Cette contribution militaire devait se faire à l’intérieur de la Force internationale d’assistance à la sécurité (FIAS), une coalition européenne. Pour les élus, le choix de la FIAS était facile à endosser, car la mission, située dans la capitale afghane, s’annonçait relativement calme et stable (Gross Stein et Lang 2007, 15). De plus, l’accent principal de la mission serait d’abord humanitaire, puis ensuite sécuritaire. Ainsi, la FIAS ne serait pas une mission de combat. Les combats seraient uniquement pris en charge par les forces américaines dans le cadre de l’opération Enduring Freedom. Cependant, le gouvernement a assumé trop vite qu’il pourrait faire partie de la FIAS. En effet, les Anglais, responsables de mettre sur pied la mission, laissaient entendre que c’était une mission européenne, et que la contribution canadienne n’était pas la bienvenue (Gross Stein et Lang 2007, 16). C’est ainsi que le Canada s’est retourné vers les États-Unis pour lui offrir de contribuer à l’opération Euduring Freedom (Gross Stein et Lang 2007, 18). L’impact organisationnel de ce changement de plan dans la participation canadienne sera abordé lors de l’analyse de la cohésion des institutions politico-militaires.
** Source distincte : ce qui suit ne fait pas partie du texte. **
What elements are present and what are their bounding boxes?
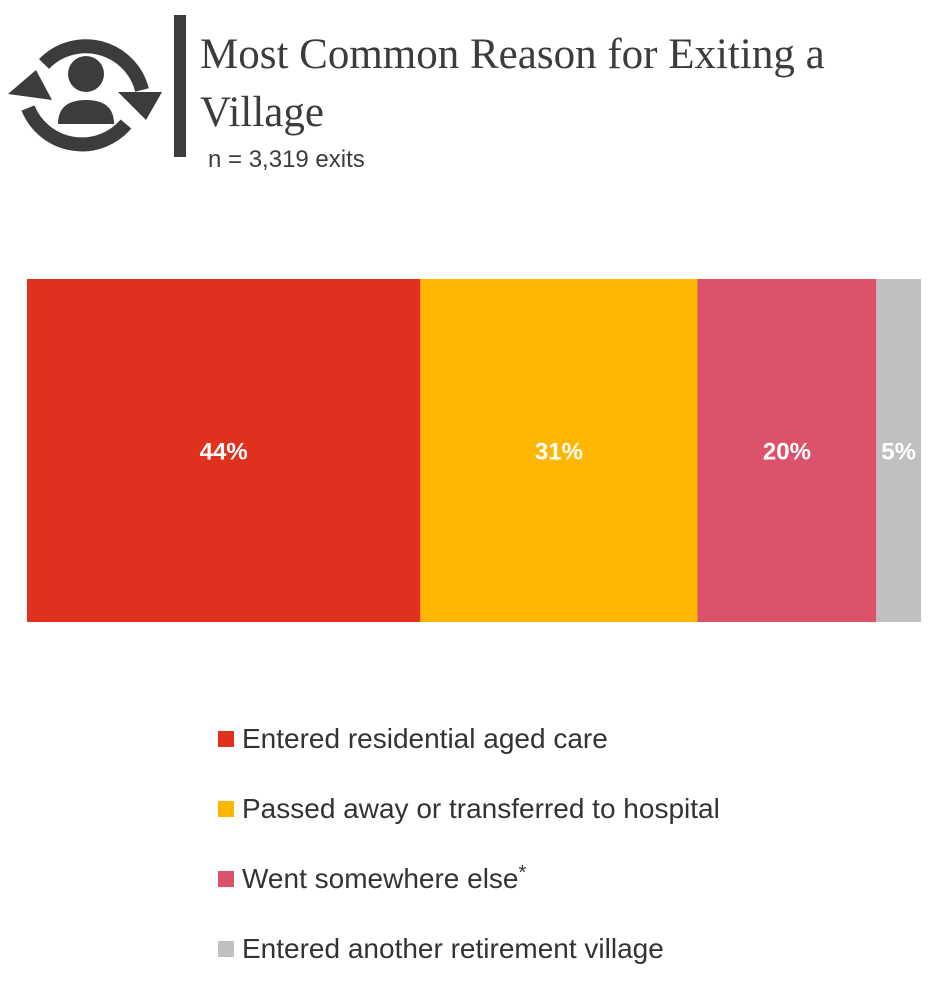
chart-subtitle: n = 3,319 exits: [208, 146, 365, 173]
bar-segment: [420, 279, 698, 622]
chart-title: Most Common Reason for Exiting a Village: [200, 31, 825, 136]
legend-item: Went somewhere else *: [218, 844, 720, 914]
legend-swatch: [218, 871, 234, 887]
legend-swatch: [218, 941, 234, 957]
legend-label: Went somewhere else: [242, 863, 519, 894]
data-label: 31%: [535, 439, 583, 466]
legend-swatch: [218, 801, 234, 817]
legend-item: Entered residential aged care: [218, 704, 720, 774]
bar-segment: [27, 279, 421, 622]
legend-label: Passed away or transferred to hospital: [242, 793, 720, 824]
data-label: 44%: [200, 439, 248, 466]
stacked-bar-chart: 44% 31% 20% 5%: [27, 279, 921, 622]
data-label: 5%: [881, 439, 916, 466]
footnote-mark: *: [518, 861, 527, 884]
bar-segment: [876, 279, 921, 622]
person-cycle-icon: [8, 39, 162, 152]
legend-label: Entered another retirement village: [242, 933, 664, 964]
legend-item: Passed away or transferred to hospital: [218, 774, 720, 844]
legend-item: Entered another retirement village: [218, 914, 720, 984]
legend: Entered residential aged care Passed away…: [218, 704, 720, 984]
data-label: 20%: [763, 439, 811, 466]
bar-segment: [697, 279, 877, 622]
legend-swatch: [218, 731, 234, 747]
legend-label: Entered residential aged care: [242, 723, 608, 754]
title-divider: [174, 15, 186, 157]
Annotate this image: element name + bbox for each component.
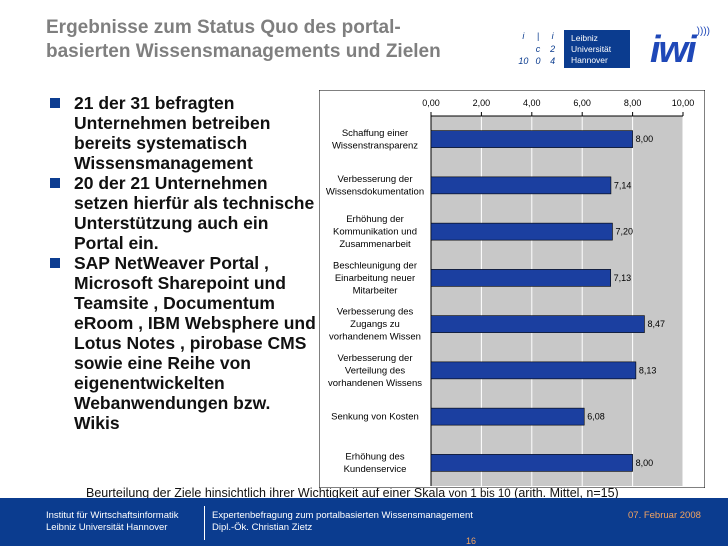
x-tick-label: 0,00 bbox=[422, 98, 440, 108]
uni-name-line: Hannover bbox=[571, 55, 608, 65]
category-label-line: Erhöhung des bbox=[345, 452, 404, 463]
bar bbox=[430, 176, 612, 195]
category-label: Erhöhung des Kundenservice bbox=[344, 452, 407, 476]
uni-name-line: Leibniz bbox=[571, 33, 598, 43]
category-label-line: Erhöhung der bbox=[346, 214, 404, 225]
bar bbox=[430, 361, 637, 380]
leibniz-university-logo: i | i c 2 10 0 4 Leibniz Universität Han… bbox=[516, 30, 632, 68]
category-label-line: Kommunikation und bbox=[333, 227, 417, 238]
data-label: 7,20 bbox=[615, 227, 633, 237]
category-label-line: Kundenservice bbox=[344, 464, 407, 475]
bar bbox=[430, 222, 613, 241]
category-label: Senkung von Kosten bbox=[331, 412, 419, 423]
category-label: Erhöhung der Kommunikation und Zusammenarb… bbox=[333, 214, 417, 250]
footer-divider bbox=[204, 506, 205, 540]
slide-title: Ergebnisse zum Status Quo des portal- ba… bbox=[46, 16, 496, 64]
caption-tail: (arith. Mittel, n=15) bbox=[510, 486, 619, 500]
uni-cell: 4 bbox=[550, 56, 556, 67]
category-label-line: Schaffung einer bbox=[342, 128, 408, 139]
bullet-square-icon bbox=[50, 258, 60, 268]
bullet-list: 21 der 31 befragten Unternehmen betreibe… bbox=[46, 93, 316, 433]
title-line-2: basierten Wissensmanagements und Zielen bbox=[46, 41, 441, 62]
x-tick-label: 10,00 bbox=[672, 98, 695, 108]
uni-cell: 0 bbox=[535, 56, 541, 67]
bullet-item: 21 der 31 befragten Unternehmen betreibe… bbox=[46, 93, 316, 173]
category-label: Verbesserung der Verteilung des vorhandene… bbox=[328, 353, 422, 389]
uni-cell: i bbox=[551, 31, 554, 41]
x-tick-label: 6,00 bbox=[573, 98, 591, 108]
bullet-text: 21 der 31 befragten Unternehmen betreibe… bbox=[74, 93, 271, 173]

En résumé, le support indéniable des élus canadiens pour une réponse forte aux attaques terroristes a facilité la décision du gouvernement canadien de déployer les forces canadiennes en Afghanistan. Contrairement au cas de la guerre du Golfe, où les opinions divergentes et la faible discipline de partis avaient permis au gouvernement d’adopter une décision controversée; la controverse dans le cas de l’Afghanistan est plutôt venue après la décision. C’est en effet au moment de choisir le type de contribution à apporter que les divisions sont apparues. Il est intéressant de constater que lors de la guerre en Afghanistan, les lignes de partis se sont également effacées, mais cette fois pour appuyer la mission. Comme l’a dit Stockwell Day le 17 septembre dans un échange à la Chambre des

communes, « [a]ujourd'hui, je sais que chacun des députés de chaque parti dirait sans hésiter qu'il est un Canadien, un allié, un ami et non uniquement un député d'un parti donné » (Débat de la Chambre des communes 2001a, 5117).